New Jersey’s primary election is not until June, but state elections are already in the national spotlight because of their ballot design. Over the weekend, Attorney General Matt Platkin said he will not defend New Jersey’s “county line” system, challenged by U.S. Rep. Andy Kim (D-3rd) in an ongoing lawsuit. This system allows county political parties to place their preferred candidates in privileged positions on the ballot. Other, nonparty selected candidates are placed in other columns that can spread far across the page. This system — unique to New Jersey — is sure to lead to much debate in the coming weeks as the lawsuit unfolds.

There are three reasons New Jersey voters should support eliminating the county line. First, research shows the county line has large impacts on the candidates that voters choose. Second, the county line lets party insiders effectively decide which candidates receive nominations and ultimately win elections. Third, all other states — and even two counties in New Jersey — already use ballots that solve this problem and give voters a fair choice.

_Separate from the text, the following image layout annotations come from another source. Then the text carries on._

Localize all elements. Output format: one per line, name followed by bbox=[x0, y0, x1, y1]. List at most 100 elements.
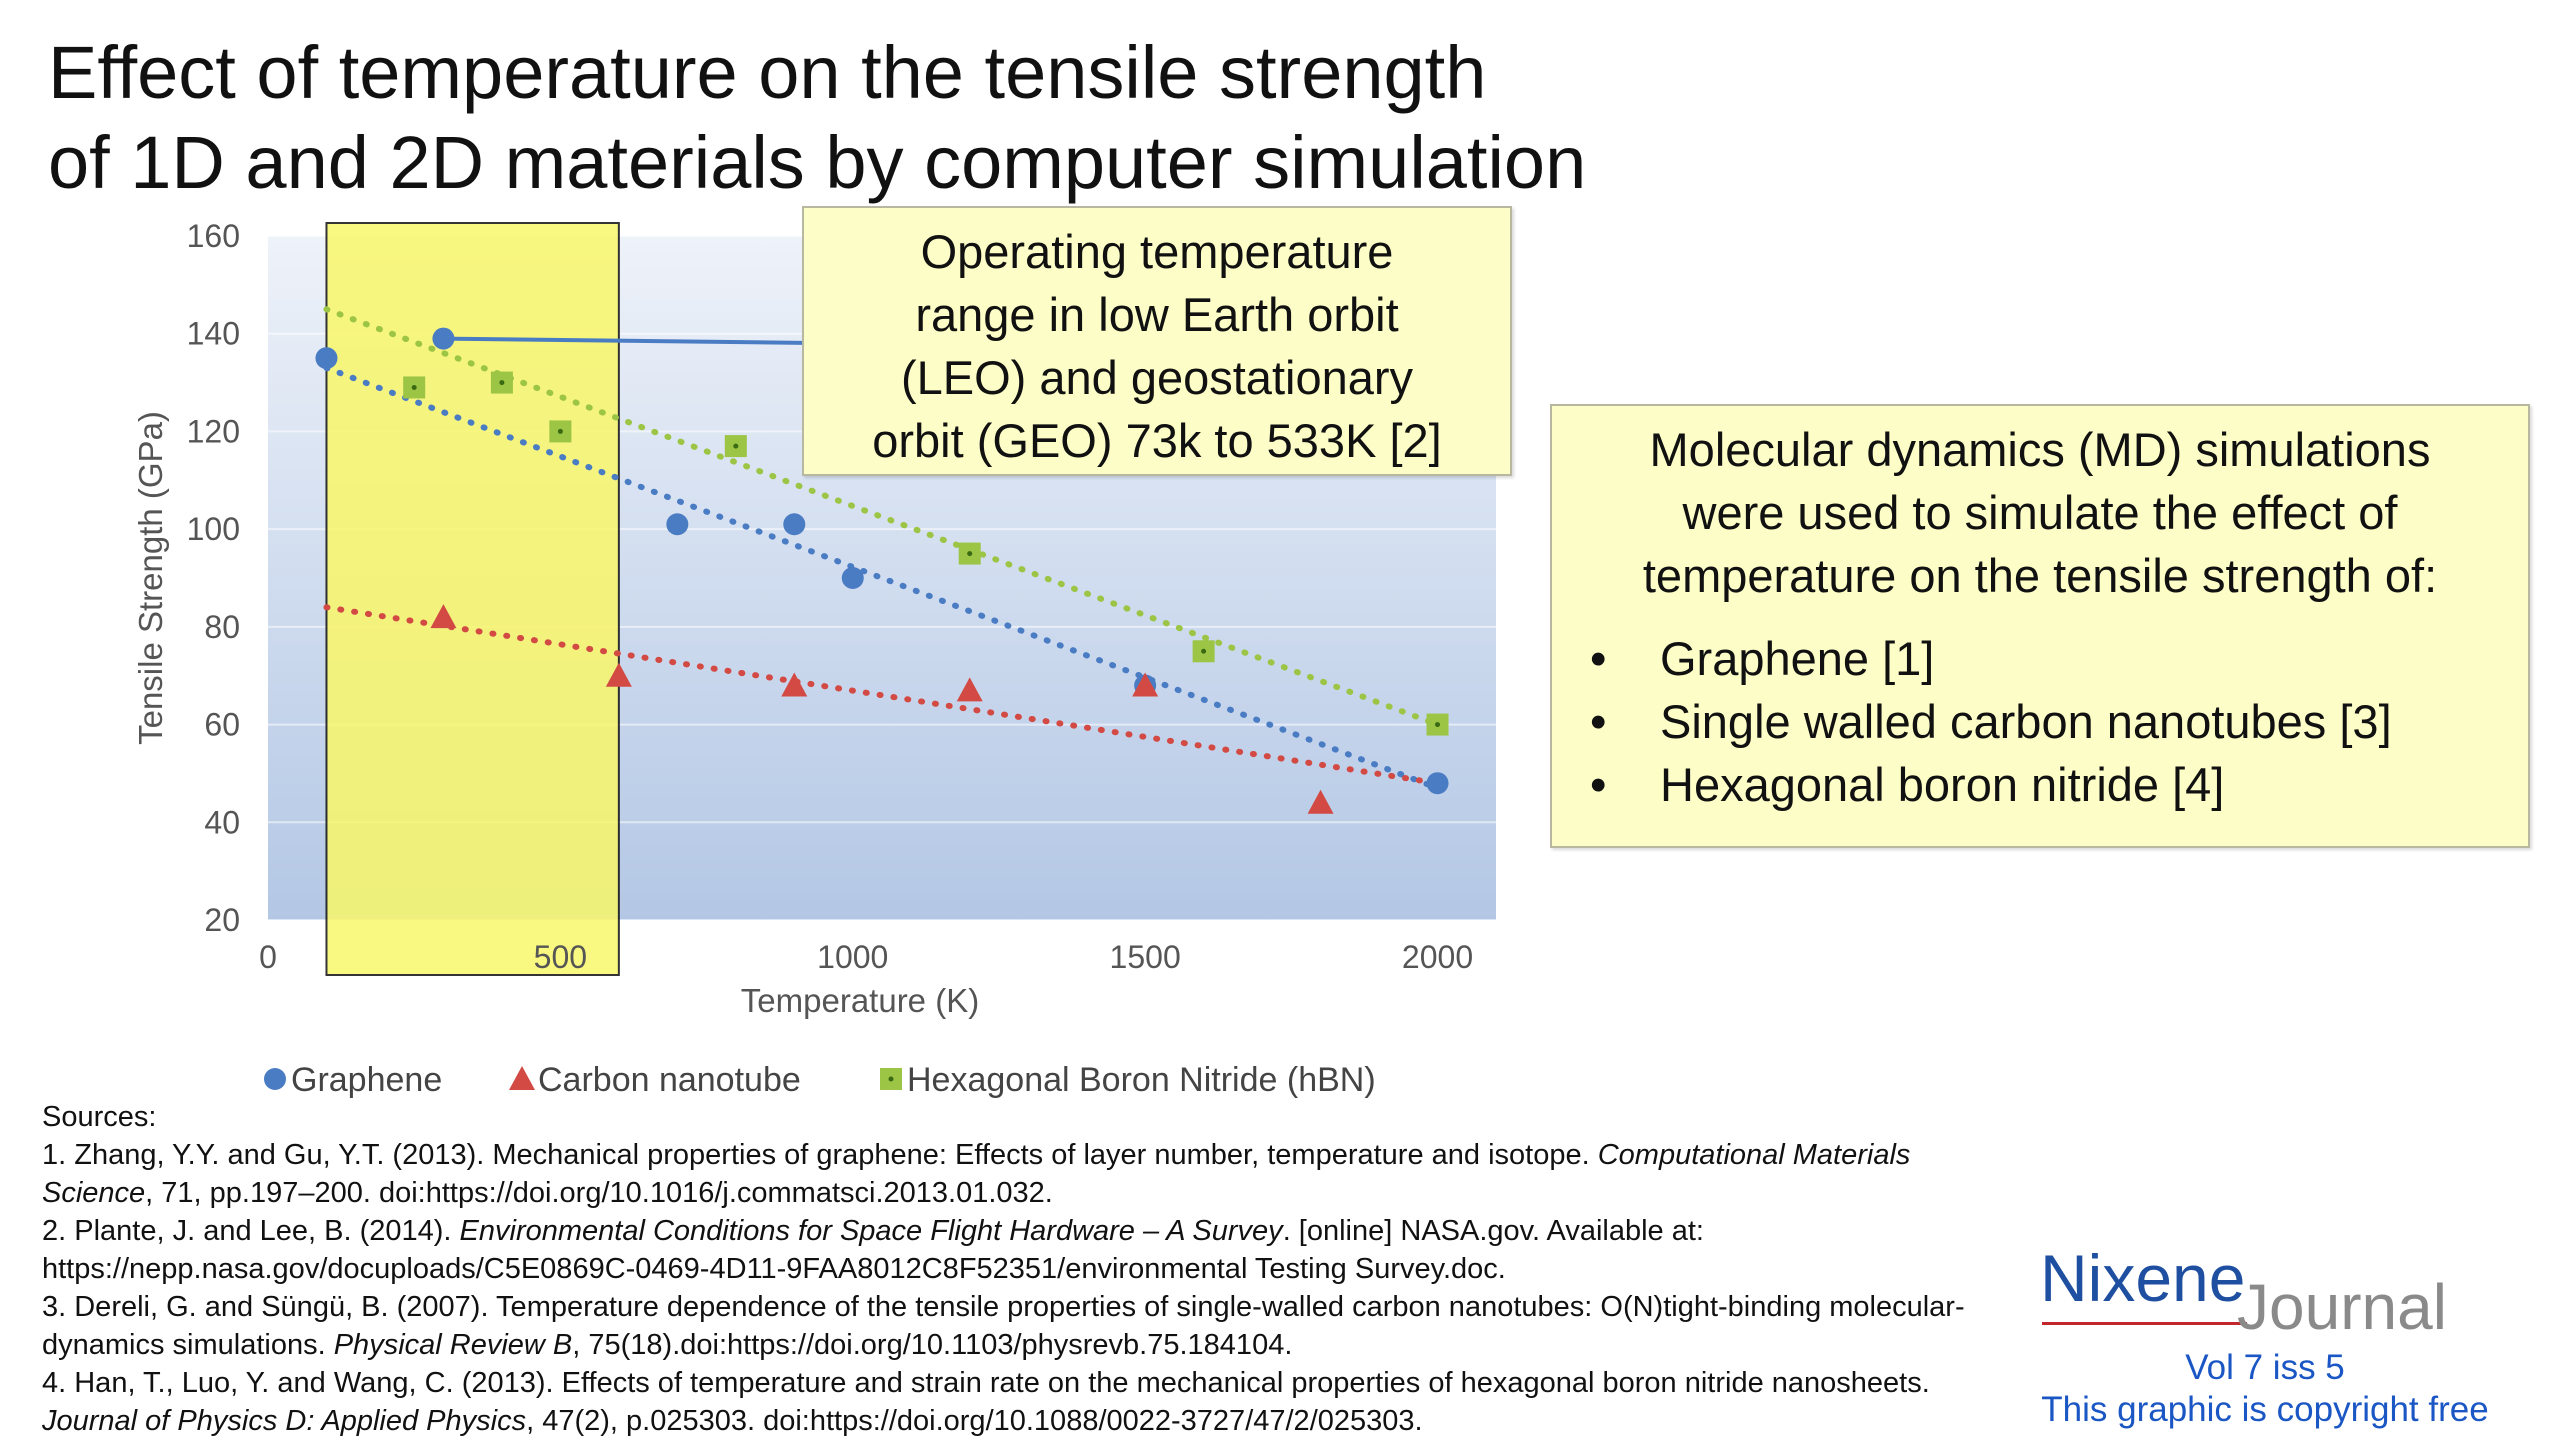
nixene-journal-brand: Nixene Journal Vol 7 iss 5 This graphic … bbox=[2030, 1240, 2530, 1429]
legend-label: Hexagonal Boron Nitride (hBN) bbox=[907, 1061, 1376, 1099]
x-tick-labels: 0 500 1000 1500 2000 bbox=[259, 939, 1473, 975]
y-tick-label: 80 bbox=[204, 609, 240, 645]
ref-text: , 47(2), p.025303. doi:https://doi.org/1… bbox=[526, 1405, 1423, 1437]
highlight-band bbox=[325, 222, 620, 976]
point-circle-2 bbox=[666, 513, 689, 536]
point-square-1-dot bbox=[499, 380, 505, 386]
trendline-0 bbox=[323, 364, 1441, 792]
y-tick-label: 40 bbox=[204, 804, 240, 840]
y-tick-label: 140 bbox=[187, 316, 240, 352]
point-circle-0 bbox=[315, 347, 338, 370]
point-triangle-3 bbox=[956, 677, 983, 702]
logo-underline bbox=[2042, 1322, 2247, 1325]
source-ref-1: 1. Zhang, Y.Y. and Gu, Y.T. (2013). Mech… bbox=[42, 1136, 2002, 1212]
md-item-nanotubes: • Single walled carbon nanotubes [3] bbox=[1572, 690, 2508, 753]
title-line-1: Effect of temperature on the tensile str… bbox=[48, 31, 1487, 114]
source-ref-3: 3. Dereli, G. and Süngü, B. (2007). Temp… bbox=[42, 1288, 2002, 1364]
x-tick-label: 2000 bbox=[1402, 939, 1473, 975]
point-square-3 bbox=[724, 435, 747, 458]
nixene-logo: Nixene Journal bbox=[2030, 1240, 2530, 1343]
md-item-label: Graphene [1] bbox=[1660, 632, 1935, 685]
md-intro-line-2: were used to simulate the effect of bbox=[1682, 486, 2398, 539]
y-tick-label: 120 bbox=[187, 413, 240, 449]
md-item-label: Hexagonal boron nitride [4] bbox=[1660, 758, 2225, 811]
x-tick-label: 1000 bbox=[817, 939, 888, 975]
logo-journal: Journal bbox=[2237, 1271, 2447, 1343]
point-square-2-dot bbox=[557, 428, 563, 434]
ref-journal: Physical Review B bbox=[333, 1329, 573, 1361]
legend-marker-circle bbox=[264, 1068, 286, 1090]
point-triangle-0 bbox=[430, 604, 457, 629]
data-points bbox=[315, 327, 1449, 814]
x-tick-label: 500 bbox=[534, 939, 587, 975]
md-material-list: • Graphene [1] • Single walled carbon nano… bbox=[1572, 627, 2508, 816]
md-intro-line-1: Molecular dynamics (MD) simulations bbox=[1649, 423, 2431, 476]
point-square-2 bbox=[549, 420, 572, 443]
point-triangle-1 bbox=[605, 662, 632, 687]
y-tick-labels: 20 40 60 80 100 120 140 160 bbox=[187, 218, 240, 938]
trendline-1 bbox=[323, 604, 1441, 787]
y-tick-label: 60 bbox=[204, 707, 240, 743]
ref-text: . [online] NASA.gov. Available at: https… bbox=[42, 1215, 1704, 1285]
x-tick-label: 1500 bbox=[1110, 939, 1181, 975]
sources-heading: Sources: bbox=[42, 1101, 157, 1133]
bullet-icon: • bbox=[1590, 632, 1607, 685]
point-square-3-dot bbox=[733, 443, 739, 449]
graphene-connector-line bbox=[443, 336, 853, 346]
point-square-4-dot bbox=[967, 551, 973, 557]
ref-journal: Computational Materials Science bbox=[42, 1139, 1911, 1209]
legend-marker-square-dot bbox=[888, 1076, 894, 1082]
ref-journal: Environmental Conditions for Space Fligh… bbox=[459, 1215, 1283, 1247]
orbit-line-3: (LEO) and geostationary bbox=[900, 351, 1414, 404]
legend-label: Graphene bbox=[291, 1061, 442, 1099]
point-square-0 bbox=[403, 376, 426, 399]
ref-text: , 71, pp.197–200. doi:https://doi.org/10… bbox=[145, 1177, 1053, 1209]
ref-text: 4. Han, T., Luo, Y. and Wang, C. (2013).… bbox=[42, 1367, 1930, 1399]
orbit-line-1: Operating temperature bbox=[920, 225, 1394, 278]
orbit-line-4: orbit (GEO) 73k to 533K [2] bbox=[872, 414, 1442, 467]
source-ref-2: 2. Plante, J. and Lee, B. (2014). Enviro… bbox=[42, 1212, 2002, 1288]
point-triangle-2 bbox=[781, 672, 808, 697]
legend-marker-square bbox=[880, 1068, 902, 1090]
y-tick-label: 160 bbox=[187, 218, 240, 254]
volume-issue: Vol 7 iss 5 bbox=[2185, 1348, 2345, 1387]
y-tick-label: 100 bbox=[187, 511, 240, 547]
point-square-4 bbox=[958, 542, 981, 565]
ref-text: , 75(18).doi:https://doi.org/10.1103/phy… bbox=[572, 1329, 1293, 1361]
ref-text: 1. Zhang, Y.Y. and Gu, Y.T. (2013). Mech… bbox=[42, 1139, 1598, 1171]
slide-title: Effect of temperature on the tensile str… bbox=[48, 28, 1748, 208]
sources-section: Sources: 1. Zhang, Y.Y. and Gu, Y.T. (20… bbox=[42, 1098, 2002, 1440]
point-square-5-dot bbox=[1201, 648, 1207, 654]
orbit-line-2: range in low Earth orbit bbox=[915, 288, 1399, 341]
point-triangle-5 bbox=[1307, 789, 1334, 814]
legend-label: Carbon nanotube bbox=[538, 1061, 801, 1099]
point-circle-6 bbox=[1426, 772, 1449, 795]
bullet-icon: • bbox=[1590, 695, 1607, 748]
md-item-boron-nitride: • Hexagonal boron nitride [4] bbox=[1572, 753, 2508, 816]
orbit-temperature-callout: Operating temperature range in low Earth… bbox=[802, 206, 1512, 476]
legend: Graphene Carbon nanotube Hexagonal Boron N… bbox=[264, 1061, 1376, 1099]
point-square-6-dot bbox=[1435, 722, 1441, 728]
x-tick-label: 0 bbox=[259, 939, 277, 975]
point-square-1 bbox=[490, 371, 513, 394]
md-intro-line-3: temperature on the tensile strength of: bbox=[1642, 549, 2438, 602]
md-item-label: Single walled carbon nanotubes [3] bbox=[1660, 695, 2392, 748]
md-item-graphene: • Graphene [1] bbox=[1572, 627, 2508, 690]
point-circle-3 bbox=[783, 513, 806, 536]
legend-marker-triangle bbox=[509, 1066, 535, 1091]
point-circle-1 bbox=[432, 327, 455, 350]
source-ref-4: 4. Han, T., Luo, Y. and Wang, C. (2013).… bbox=[42, 1364, 2002, 1440]
point-circle-4 bbox=[841, 567, 864, 589]
y-axis-label: Tensile Strength (GPa) bbox=[132, 411, 169, 745]
logo-nixene: Nixene bbox=[2040, 1241, 2246, 1315]
ref-text: 3. Dereli, G. and Süngü, B. (2007). Temp… bbox=[42, 1291, 1965, 1361]
ref-journal: Journal of Physics D: Applied Physics bbox=[42, 1405, 527, 1437]
operating-range-highlight bbox=[325, 222, 620, 976]
title-line-2: of 1D and 2D materials by computer simul… bbox=[48, 121, 1587, 204]
point-square-0-dot bbox=[411, 384, 417, 390]
bullet-icon: • bbox=[1590, 758, 1607, 811]
point-square-6 bbox=[1426, 713, 1449, 736]
copyright-note: This graphic is copyright free bbox=[2041, 1390, 2489, 1429]
y-tick-label: 20 bbox=[204, 902, 240, 938]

Here is an example ballot from Absecon, in Atlantic County, where the county line system is used:

Credit: (Atlantic County Clerk)A ballot sample from Atlantic County’s 2020 Democratic primary

Column A is the “county line,” which lists candidates preferred by the Atlantic County Democratic Committee. This list is clear and actionable — unsurprisingly, many voters pick all candidates straight down the party line. Candidates not preferred by the local party are spread across the remaining columns that can stretch far across the page, in undesirable positions often called “Ballot Siberia.” Critics of the system argue that this makes it difficult for voters to tell who the competing candidates are for each position.

Alternatively, here is another example from Andover Township in Sussex County, one of the two New Jersey counties (along with Salem) that do not use the county line system for both Democratic and Republican primaries:

Credit: (Sussex County Clerk) A 2023 ballot from Andover Township, Sussex County

Sussex County organizes candidates by office, instead of spreading them across the page. This compact design makes it significantly easier and faster for voters to know which candidates are competing for each office. Parties are still welcome to support certain candidates, but they receive only an endorsement and not a special position on the ballot itself.

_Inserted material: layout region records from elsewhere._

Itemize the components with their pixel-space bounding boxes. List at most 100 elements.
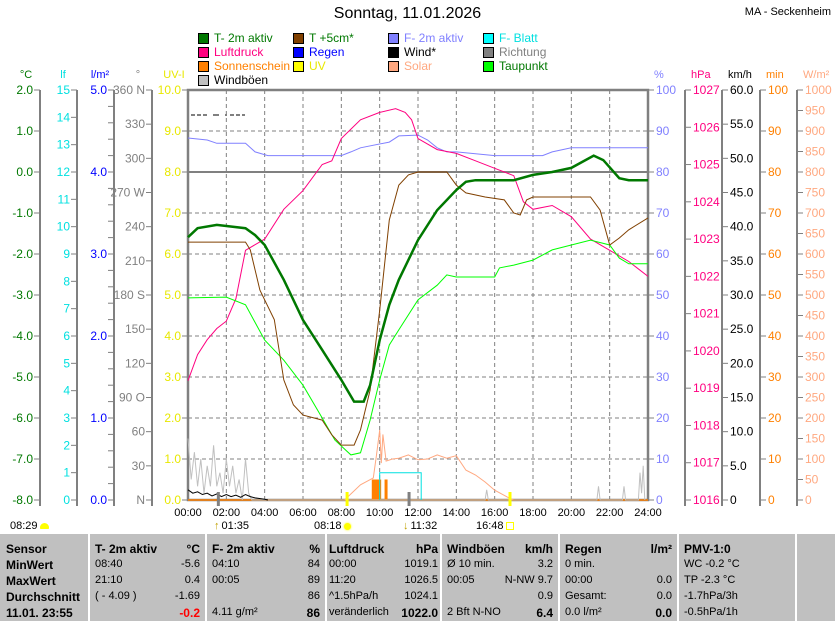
axis-tick-label-uv: 0.0 — [164, 493, 181, 507]
legend-label: Regen — [309, 45, 345, 59]
axis-tick-label-temp: -8.0 — [12, 493, 33, 507]
axis-tick-label-wind: 5.0 — [730, 459, 747, 473]
legend-item: Windböen — [198, 73, 268, 87]
legend-item: T +5cm* — [293, 31, 354, 45]
x-tick-label: 06:00 — [289, 507, 317, 519]
cell-left: -1.7hPa/3h — [684, 590, 738, 602]
axis-tick-label-uv: 7.0 — [164, 206, 181, 220]
axis-tick-label-lf: 12 — [57, 165, 71, 179]
axis-tick-label-rain: 4.0 — [90, 165, 107, 179]
legend-swatch — [293, 46, 304, 58]
axis-tick-label-press: 1019 — [693, 381, 720, 395]
axis-tick-label-wind: 55.0 — [730, 117, 754, 131]
cell-left: -0.5hPa/1h — [684, 606, 738, 618]
legend-label: Solar — [404, 59, 433, 73]
sun-row-left: 08:29 — [10, 520, 49, 532]
cell-left: TP -2.3 °C — [684, 574, 736, 586]
moonrise-info: ↑ 01:35 — [214, 520, 249, 532]
axis-tick-label-temp: -5.0 — [12, 370, 33, 384]
legend-swatch — [483, 60, 494, 72]
axis-unit-uv: UV-I — [163, 69, 184, 81]
axis-tick-label-wind: 10.0 — [730, 425, 754, 439]
x-tick-label: 24:00 — [634, 507, 662, 519]
axis-tick-label-rain: 3.0 — [90, 247, 107, 261]
axis-tick-label-hum: 70 — [656, 206, 670, 220]
x-tick-label: 18:00 — [519, 507, 547, 519]
legend-swatch — [483, 32, 494, 44]
moonrise-icon: ↑ — [214, 520, 220, 532]
axis-tick-label-press: 1018 — [693, 418, 720, 432]
cell-right: 0.0 — [656, 574, 672, 586]
axis-tick-label-dir: 90 O — [119, 391, 145, 405]
legend-swatch — [388, 46, 399, 58]
cell-right: 86 — [307, 590, 320, 602]
axis-tick-label-sunmin: 90 — [768, 124, 782, 138]
cell-right: 1022.0 — [401, 606, 438, 620]
cell-left: 04:10 — [212, 558, 240, 570]
axis-tick-label-sunmin: 30 — [768, 370, 782, 384]
legend-item: F- 2m aktiv — [388, 31, 463, 45]
axis-tick-label-temp: -2.0 — [12, 247, 33, 261]
axis-tick-label-temp: -1.0 — [12, 206, 33, 220]
cell-right: 86 — [306, 606, 320, 620]
axis-tick-label-dir: 120 — [125, 356, 145, 370]
x-tick-label: 02:00 — [213, 507, 241, 519]
axis-tick-label-press: 1024 — [693, 195, 720, 209]
axis-tick-label-press: 1022 — [693, 269, 720, 283]
axis-tick-label-lf: 7 — [63, 302, 70, 316]
x-tick-label: 12:00 — [404, 507, 432, 519]
legend-swatch — [198, 60, 209, 72]
axis-unit-temp: °C — [20, 69, 32, 81]
legend-item: UV — [293, 59, 326, 73]
axis-tick-label-hum: 20 — [656, 411, 670, 425]
axis-tick-label-temp: 0.0 — [16, 165, 33, 179]
row-label-avg: Durchschnitt — [6, 590, 81, 604]
axis-tick-label-wind: 25.0 — [730, 322, 754, 336]
axis-tick-label-lf: 11 — [58, 192, 71, 206]
axis-tick-label-sunmin: 20 — [768, 411, 782, 425]
axis-tick-label-press: 1023 — [693, 232, 720, 246]
axis-tick-label-dir: 240 — [125, 220, 145, 234]
moonrise-time: 01:35 — [221, 520, 250, 532]
column-header: PMV-1:0 — [684, 542, 731, 556]
axis-tick-label-sunmin: 80 — [768, 165, 782, 179]
legend-label: Wind* — [404, 45, 437, 59]
axis-tick-label-hum: 40 — [656, 329, 670, 343]
axis-unit-rain: l/m² — [91, 69, 110, 81]
column-unit: km/h — [524, 542, 553, 556]
legend-label: T +5cm* — [309, 31, 354, 45]
axis-tick-label-temp: -4.0 — [12, 329, 33, 343]
axis-tick-label-dir: 360 N — [113, 83, 145, 97]
x-tick-label: 08:00 — [328, 507, 356, 519]
cell-left: ( - 4.09 ) — [95, 590, 137, 602]
weather-chart: °C 2.0 1.0 0.0 -1.0 -2.0 -3.0 -4.0 -5.0 -6.0 -7.0 -… — [12, 69, 832, 519]
legend-label: Richtung — [499, 45, 547, 59]
axis-tick-label-solar: 500 — [805, 288, 825, 302]
axis-tick-label-wind: 0 — [730, 493, 737, 507]
axis-tick-label-solar: 950 — [805, 104, 825, 118]
row-label-max: MaxWert — [6, 574, 56, 588]
legend-item: Regen — [293, 45, 344, 59]
axis-tick-label-lf: 2 — [63, 438, 70, 452]
sunset-time: 16:48 — [476, 520, 504, 532]
axis-tick-label-rain: 5.0 — [90, 83, 107, 97]
moonset-info: ↓ 11:32 — [403, 520, 437, 532]
series-windb-en — [187, 438, 646, 501]
axis-tick-label-rain: 0.0 — [90, 493, 107, 507]
legend-swatch — [198, 74, 209, 86]
sunset-info: 16:48 — [476, 520, 514, 532]
cell-left: 0.0 l/m² — [565, 606, 602, 618]
moonset-time: 11:32 — [410, 520, 438, 532]
axis-tick-label-press: 1021 — [693, 307, 720, 321]
axis-tick-label-lf: 6 — [63, 329, 70, 343]
axis-tick-label-hum: 90 — [656, 124, 670, 138]
column-header: Luftdruck — [329, 542, 385, 556]
cell-left: Ø 10 min. — [447, 558, 495, 570]
cell-right: -5.6 — [181, 558, 200, 570]
axis-tick-label-uv: 4.0 — [164, 329, 181, 343]
axis-tick-label-lf: 8 — [63, 274, 70, 288]
legend-label: F- Blatt — [499, 31, 538, 45]
cell-right: N-NW 9.7 — [504, 574, 553, 586]
series-f-blatt — [379, 472, 422, 500]
cell-left: 21:10 — [95, 574, 123, 586]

The county line system is not just odd; scholarly evidence also shows that it leads many voters to choose certain candidates simply because they are listed in more convenient ballot positions. For example, Professor Julia Sass Rubin from Rutgers University has argued that the county line system impacts elections by “steering voters towards specific candidates” and “increases voter confusion, contributing to overvotes and undervotes” by as much as 50 percentage points in some races. Professor Sam Wang from Princeton University arrived at similar conclusions in an expert report submitted as part of Kim’s case, finding New Jersey incumbents running on the county line are 11 times less likely to lose their primaries than other officials across the country. Other work by Wang, Rubin and Hayden Goldberg, a legal researcher with the Electoral Innovation Lab, finds that New Jersey candidates receive an advantage of over thirty percentage points by being on the county line.

Why is changing the current ballot design so controversial? One reason is that the county line system offers party insiders the effective ability to choose their own preferred candidates. Current politicians are often reluctant to give up this power, which some have argued helps to ensure quality candidates. Some, like Kim’s primary opponent Tammy Murphy, oppose changing election rules so close to the June primary. But this system limits the influence of voters well before Election Day, as many candidates drop out of the race if they don’t receive the county line position (only about 9% of New Jersey primary races are contested). A plausible legal argument against the county line could claim the system burdens voters and distorts outcomes without a sufficient “state interest” for the policy. Indeed, this is the approach that Kim’s case pursues.

The county line confuses voters and lets parties dominate candidate selection, but this system can easily be changed.

New Jersey is the only state in the country that designs ballots in this way. All other states structure their ballots more like Sussex and Salem counties, which group all candidates for each position together. Eliminating the county line is a simple, intuitive, and nonpartisan change that can help ensure that, in New Jersey elections, voters, not party insiders, have the final say.